Privacy

Anonymous Dumps Trove of 1 Million Stolen Apple IDs

The hacktivist group Anonymous has published 1 million universally unique identifiers (UDIDs) belonging to Apple devices.

These were among more than 12 million UDIDs stolen from the laptop of FBI Special Agent Christopher K. Stangl, the group said.

Anonymous deleted personal data, including the names, mobile phone numbers, addresses and ZIP codes of the devices’ users before releasing the data on the Internet.

However, the hacker collective left enough information to help users check to see whether their UDIDs were among those the FBI had. It also included device tokens for mobile hackers’ possible use.

Targeted Attack

Stangl, whose laptop Anonymous hacked to get the UDIDs, appeared in a video three years ago urging people with computer science degrees to join the FBI, Forbes reported.

However, the video appears to have been taken down.

Anonymous members gained access to Stangl’s Dell Vostro Notebook in March using the AtomicReferenceArray vulnerability in Java, the group said.

A video on this vulnerability was released in March on the Real Hacker blog.

The release of the UDID data was meant to expose the FBI’s gathering of data on American citizens, Anonymous stated.

The UDID Dilemma

UDIDs are tied to specific devices, which means that once the device is upgraded, lost or stolen, it cannot be tied to the user any more.
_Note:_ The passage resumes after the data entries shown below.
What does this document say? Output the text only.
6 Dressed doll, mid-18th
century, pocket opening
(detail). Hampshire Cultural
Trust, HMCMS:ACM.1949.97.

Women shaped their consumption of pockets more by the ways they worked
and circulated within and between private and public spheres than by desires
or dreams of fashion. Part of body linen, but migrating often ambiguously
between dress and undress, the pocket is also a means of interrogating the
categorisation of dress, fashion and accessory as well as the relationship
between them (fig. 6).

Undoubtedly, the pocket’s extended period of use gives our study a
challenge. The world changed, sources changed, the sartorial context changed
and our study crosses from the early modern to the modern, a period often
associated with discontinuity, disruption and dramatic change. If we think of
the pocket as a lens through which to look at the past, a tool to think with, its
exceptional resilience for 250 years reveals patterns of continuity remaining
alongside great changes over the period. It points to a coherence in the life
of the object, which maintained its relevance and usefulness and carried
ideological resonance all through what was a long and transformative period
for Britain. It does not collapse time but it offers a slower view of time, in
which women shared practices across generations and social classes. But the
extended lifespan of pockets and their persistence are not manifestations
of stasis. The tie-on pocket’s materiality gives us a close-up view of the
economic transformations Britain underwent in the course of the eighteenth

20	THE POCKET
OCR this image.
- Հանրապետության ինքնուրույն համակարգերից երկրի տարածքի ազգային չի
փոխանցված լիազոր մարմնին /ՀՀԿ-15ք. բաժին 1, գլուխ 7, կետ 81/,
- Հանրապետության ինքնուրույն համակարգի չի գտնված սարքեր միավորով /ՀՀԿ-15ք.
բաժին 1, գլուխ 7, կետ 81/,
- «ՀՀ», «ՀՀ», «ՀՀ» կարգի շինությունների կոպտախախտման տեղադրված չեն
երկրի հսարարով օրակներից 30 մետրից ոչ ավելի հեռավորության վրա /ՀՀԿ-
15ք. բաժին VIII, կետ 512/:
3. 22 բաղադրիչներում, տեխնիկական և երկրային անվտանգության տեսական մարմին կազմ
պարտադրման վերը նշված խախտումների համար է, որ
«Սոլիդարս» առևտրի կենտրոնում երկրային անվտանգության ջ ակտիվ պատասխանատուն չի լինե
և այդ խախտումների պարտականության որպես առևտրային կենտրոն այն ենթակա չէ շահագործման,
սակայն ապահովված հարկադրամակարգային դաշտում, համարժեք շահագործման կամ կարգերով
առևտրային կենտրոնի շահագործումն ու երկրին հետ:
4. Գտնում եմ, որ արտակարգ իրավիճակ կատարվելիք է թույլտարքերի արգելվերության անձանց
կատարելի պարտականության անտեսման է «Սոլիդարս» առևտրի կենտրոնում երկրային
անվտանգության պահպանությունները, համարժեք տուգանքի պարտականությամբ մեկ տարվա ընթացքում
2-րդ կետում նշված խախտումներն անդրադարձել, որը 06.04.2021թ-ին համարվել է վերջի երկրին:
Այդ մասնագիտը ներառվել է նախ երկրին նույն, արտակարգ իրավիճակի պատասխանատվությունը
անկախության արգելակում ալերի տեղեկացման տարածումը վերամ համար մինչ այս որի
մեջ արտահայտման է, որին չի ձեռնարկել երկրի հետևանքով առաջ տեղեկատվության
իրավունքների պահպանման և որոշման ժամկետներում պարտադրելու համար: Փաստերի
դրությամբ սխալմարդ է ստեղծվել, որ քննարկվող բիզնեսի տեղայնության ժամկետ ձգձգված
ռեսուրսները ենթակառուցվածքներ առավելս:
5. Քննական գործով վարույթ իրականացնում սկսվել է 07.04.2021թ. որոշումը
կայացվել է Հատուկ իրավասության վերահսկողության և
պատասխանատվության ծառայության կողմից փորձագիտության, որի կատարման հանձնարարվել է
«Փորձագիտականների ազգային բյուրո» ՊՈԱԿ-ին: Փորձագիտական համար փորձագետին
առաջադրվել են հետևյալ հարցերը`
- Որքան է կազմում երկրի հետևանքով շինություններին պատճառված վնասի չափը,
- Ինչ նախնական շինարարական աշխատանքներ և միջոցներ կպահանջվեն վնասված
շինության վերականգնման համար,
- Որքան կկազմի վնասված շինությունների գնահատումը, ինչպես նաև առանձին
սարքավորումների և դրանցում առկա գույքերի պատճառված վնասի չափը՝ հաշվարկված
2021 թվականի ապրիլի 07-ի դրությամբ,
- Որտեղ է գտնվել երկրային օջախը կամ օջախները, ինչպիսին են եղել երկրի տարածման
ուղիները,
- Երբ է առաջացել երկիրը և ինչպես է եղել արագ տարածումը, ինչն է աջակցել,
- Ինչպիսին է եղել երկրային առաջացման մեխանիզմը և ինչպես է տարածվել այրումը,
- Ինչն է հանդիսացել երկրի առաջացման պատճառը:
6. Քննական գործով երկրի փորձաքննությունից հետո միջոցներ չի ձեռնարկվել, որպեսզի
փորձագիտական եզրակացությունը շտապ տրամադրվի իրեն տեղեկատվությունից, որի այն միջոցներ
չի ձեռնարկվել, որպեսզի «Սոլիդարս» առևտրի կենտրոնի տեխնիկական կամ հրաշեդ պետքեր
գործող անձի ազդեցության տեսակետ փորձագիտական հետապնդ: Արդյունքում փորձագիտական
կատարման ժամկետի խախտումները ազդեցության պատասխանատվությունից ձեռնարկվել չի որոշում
On the other hand, possession of a device’s UDID does expose lots of information about its user. Stangl’s lists had users’ personal data tied to the UDIDs, for example.

However, the problem may be confined to older iDevices — Apple in March began rejecting apps that use UDIDs, and began phasing out developer access to UDIDs with iOS 5, released in May, sparking discussion on Quora forums.

“The average user is probably not going to be at very much risk,” Randy Abrams, a research director at NSS Labs, told TechNewsWorld. “However, in a targeted attack, the data could be used by sophisticated attackers to perform impersonation attacks.”

Neither Apple nor the FBI responded to requests for comment on the incident.

Keeping America Safe

Java vulnerabilities have been exploited in a number of data breaches, and perhaps the FBI should have been aware of this and acted accordingly.

“Recognizing that Java makes a device vulnerable would have implied that the agent would have then known not to keep Java on the device, or else not put sensitive information on the device,” NSS Labs’ Abrams said.

“Organizations really need to assess their need for Java, keep important data away from devices with Java, and figure out a timely migration strategy.”